NoteFor more information about how to add members and grant permissions, see Control permissions on workspace modules.
Once added, the RAM user has specific permissions in both DataWorks and the MaxCompute engine, as detailed below.
-
DataWorks permissions: With the Development role, the RAM user can develop and commit code in DataWorks but cannot deploy it to the production environment. Deploying to production requires O&M permissions, which are held by roles such as Project Owner, Administrator, and O&M.
-
MaxCompute engine permissions: When the RAM user is granted the Development role, the user is also assigned the Role_Project_Dev role in the MaxCompute engine. This role grants permissions on objects like tables within the MaxCompute development project.
Note-
If you grant a RAM user the built-in Workspace Manager role, the user receives extensive permissions on DataWorks features but still cannot directly access production tables.
-
The RAM user described here refers to a user who is not designated as the scheduling engine's access identity for the production project.
-
Scenario 2: Custom role authorization
Example: A user with the Workspace Manager role adds a RAM user as a workspace member and grants them a custom DataWorks workspace role.
When you create a custom role in a DataWorks workspace, you can map it to a MaxCompute engine role. After the role is assigned to a member, the RAM user gains the corresponding permissions in both DataWorks and the MaxCompute engine. The details are as follows.

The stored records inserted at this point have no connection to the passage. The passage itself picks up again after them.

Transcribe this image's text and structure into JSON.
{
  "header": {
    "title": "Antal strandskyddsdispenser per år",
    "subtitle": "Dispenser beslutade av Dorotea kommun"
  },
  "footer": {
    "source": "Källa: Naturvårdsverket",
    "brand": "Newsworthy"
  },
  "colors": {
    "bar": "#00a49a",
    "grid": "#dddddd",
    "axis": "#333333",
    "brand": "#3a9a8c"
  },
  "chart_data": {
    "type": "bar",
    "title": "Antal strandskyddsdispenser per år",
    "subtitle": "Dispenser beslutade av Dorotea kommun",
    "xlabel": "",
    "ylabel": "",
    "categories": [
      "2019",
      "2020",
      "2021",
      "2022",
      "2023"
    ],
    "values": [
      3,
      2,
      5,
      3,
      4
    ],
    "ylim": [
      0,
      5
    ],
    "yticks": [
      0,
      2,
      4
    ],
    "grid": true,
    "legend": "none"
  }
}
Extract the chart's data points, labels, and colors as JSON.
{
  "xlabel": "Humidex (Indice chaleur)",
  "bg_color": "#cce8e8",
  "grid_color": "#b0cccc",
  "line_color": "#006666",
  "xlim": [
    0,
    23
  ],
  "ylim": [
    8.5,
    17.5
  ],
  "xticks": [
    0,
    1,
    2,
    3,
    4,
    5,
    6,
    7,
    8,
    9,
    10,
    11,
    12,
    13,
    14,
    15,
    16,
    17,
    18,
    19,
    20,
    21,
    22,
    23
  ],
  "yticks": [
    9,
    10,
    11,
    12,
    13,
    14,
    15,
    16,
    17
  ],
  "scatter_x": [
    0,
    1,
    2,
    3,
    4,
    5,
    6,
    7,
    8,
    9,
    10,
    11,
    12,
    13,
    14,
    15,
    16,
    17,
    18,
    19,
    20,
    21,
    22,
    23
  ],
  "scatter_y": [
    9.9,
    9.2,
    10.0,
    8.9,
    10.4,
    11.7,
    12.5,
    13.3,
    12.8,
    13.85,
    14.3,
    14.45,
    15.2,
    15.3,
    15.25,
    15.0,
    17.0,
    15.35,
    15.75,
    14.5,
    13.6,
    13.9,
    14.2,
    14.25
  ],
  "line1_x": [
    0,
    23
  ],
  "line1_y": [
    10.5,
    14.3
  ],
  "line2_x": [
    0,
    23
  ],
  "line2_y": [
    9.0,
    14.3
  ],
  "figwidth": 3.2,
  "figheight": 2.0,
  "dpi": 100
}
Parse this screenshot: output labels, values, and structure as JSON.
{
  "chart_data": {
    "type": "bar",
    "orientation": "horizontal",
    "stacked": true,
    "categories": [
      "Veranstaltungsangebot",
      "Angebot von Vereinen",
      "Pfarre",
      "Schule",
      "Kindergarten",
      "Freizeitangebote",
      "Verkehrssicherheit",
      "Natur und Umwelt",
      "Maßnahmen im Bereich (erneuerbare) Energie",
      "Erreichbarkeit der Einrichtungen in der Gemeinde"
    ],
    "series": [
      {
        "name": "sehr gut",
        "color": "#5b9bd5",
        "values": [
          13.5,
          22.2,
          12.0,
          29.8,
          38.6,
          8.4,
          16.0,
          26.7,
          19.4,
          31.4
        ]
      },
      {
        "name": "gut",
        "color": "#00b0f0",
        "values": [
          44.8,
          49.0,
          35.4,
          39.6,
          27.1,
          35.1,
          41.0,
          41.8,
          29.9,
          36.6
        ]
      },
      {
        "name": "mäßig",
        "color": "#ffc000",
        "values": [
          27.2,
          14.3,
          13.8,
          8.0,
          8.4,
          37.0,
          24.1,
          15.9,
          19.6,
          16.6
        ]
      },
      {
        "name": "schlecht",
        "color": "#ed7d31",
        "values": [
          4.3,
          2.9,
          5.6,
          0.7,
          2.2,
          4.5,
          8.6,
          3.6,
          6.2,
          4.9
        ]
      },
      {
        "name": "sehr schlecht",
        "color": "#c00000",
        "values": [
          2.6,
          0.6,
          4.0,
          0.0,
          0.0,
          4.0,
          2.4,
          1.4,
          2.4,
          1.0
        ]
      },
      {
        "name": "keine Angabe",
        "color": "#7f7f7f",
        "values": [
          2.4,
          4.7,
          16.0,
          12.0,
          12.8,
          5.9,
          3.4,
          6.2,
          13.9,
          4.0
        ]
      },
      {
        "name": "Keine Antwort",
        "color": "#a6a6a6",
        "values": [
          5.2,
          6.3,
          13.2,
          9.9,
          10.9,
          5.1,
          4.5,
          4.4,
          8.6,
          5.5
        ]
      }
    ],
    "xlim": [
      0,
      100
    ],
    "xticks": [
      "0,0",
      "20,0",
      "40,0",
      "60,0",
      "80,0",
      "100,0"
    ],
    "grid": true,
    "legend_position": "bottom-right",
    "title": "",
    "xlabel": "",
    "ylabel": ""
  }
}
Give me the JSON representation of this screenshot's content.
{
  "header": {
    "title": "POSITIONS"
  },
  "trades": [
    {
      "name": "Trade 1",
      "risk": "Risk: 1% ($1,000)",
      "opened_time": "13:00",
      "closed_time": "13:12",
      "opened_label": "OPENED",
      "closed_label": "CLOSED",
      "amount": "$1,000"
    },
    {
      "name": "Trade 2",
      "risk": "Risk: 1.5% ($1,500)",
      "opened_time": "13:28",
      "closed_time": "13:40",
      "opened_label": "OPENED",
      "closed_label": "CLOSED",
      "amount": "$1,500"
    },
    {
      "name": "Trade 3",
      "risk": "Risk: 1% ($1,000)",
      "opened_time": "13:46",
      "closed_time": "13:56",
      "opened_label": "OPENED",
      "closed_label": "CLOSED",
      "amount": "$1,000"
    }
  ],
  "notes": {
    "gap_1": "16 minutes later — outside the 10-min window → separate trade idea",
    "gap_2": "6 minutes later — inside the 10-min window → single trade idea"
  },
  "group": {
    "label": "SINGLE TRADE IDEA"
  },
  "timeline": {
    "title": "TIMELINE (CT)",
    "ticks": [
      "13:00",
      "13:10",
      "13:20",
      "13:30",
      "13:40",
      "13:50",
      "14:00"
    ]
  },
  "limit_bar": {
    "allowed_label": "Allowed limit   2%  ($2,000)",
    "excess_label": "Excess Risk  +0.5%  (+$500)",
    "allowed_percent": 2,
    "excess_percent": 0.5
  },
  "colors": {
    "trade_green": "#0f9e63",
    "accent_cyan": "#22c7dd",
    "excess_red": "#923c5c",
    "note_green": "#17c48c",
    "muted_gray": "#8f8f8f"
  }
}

For more information about how to create a custom DataWorks role, see Control permissions on workspace modules. For more information about how to add members and grant permissions, see Control permissions on workspace modules.
-
DataWorks permissions: When a RAM user is granted a custom role in DataWorks, the user can access only the modules that the role permits.
-
MaxCompute engine permissions:
-
If the custom DataWorks role is not mapped to an engine role, the RAM user has no permissions in the MaxCompute engine and cannot run commands to query the engine.
-
If the custom DataWorks role is mapped to an engine role, the RAM user inherits the permissions of the mapped MaxCompute engine role.
-
By default, a RAM user added to a workspace has no permissions in the production environment unless designated as the scheduling engine's access identity. To operate on or access production tables, the user must request permissions in Security Center. For more information, see Apply for table permissions in the new version of Security Center. For more information about MaxCompute access identities, see Configure a workspace.
FAQ
For information about common permission-related issues, see FAQ about permission management.
Appendix: Query permissions with MaxCompute SQL
MaxCompute allows you to query permission information for users, roles, and objects by using SQL statements. For more information, see Query permission information by using MaxCompute SQL.
Next steps
MaxCompute supports cross-project resource access. This feature allows developers to access resources in a production environment directly from DataStudio. For details on how workspace members can access resources across projects, see MaxCompute resource access and permissions in different workspace modes.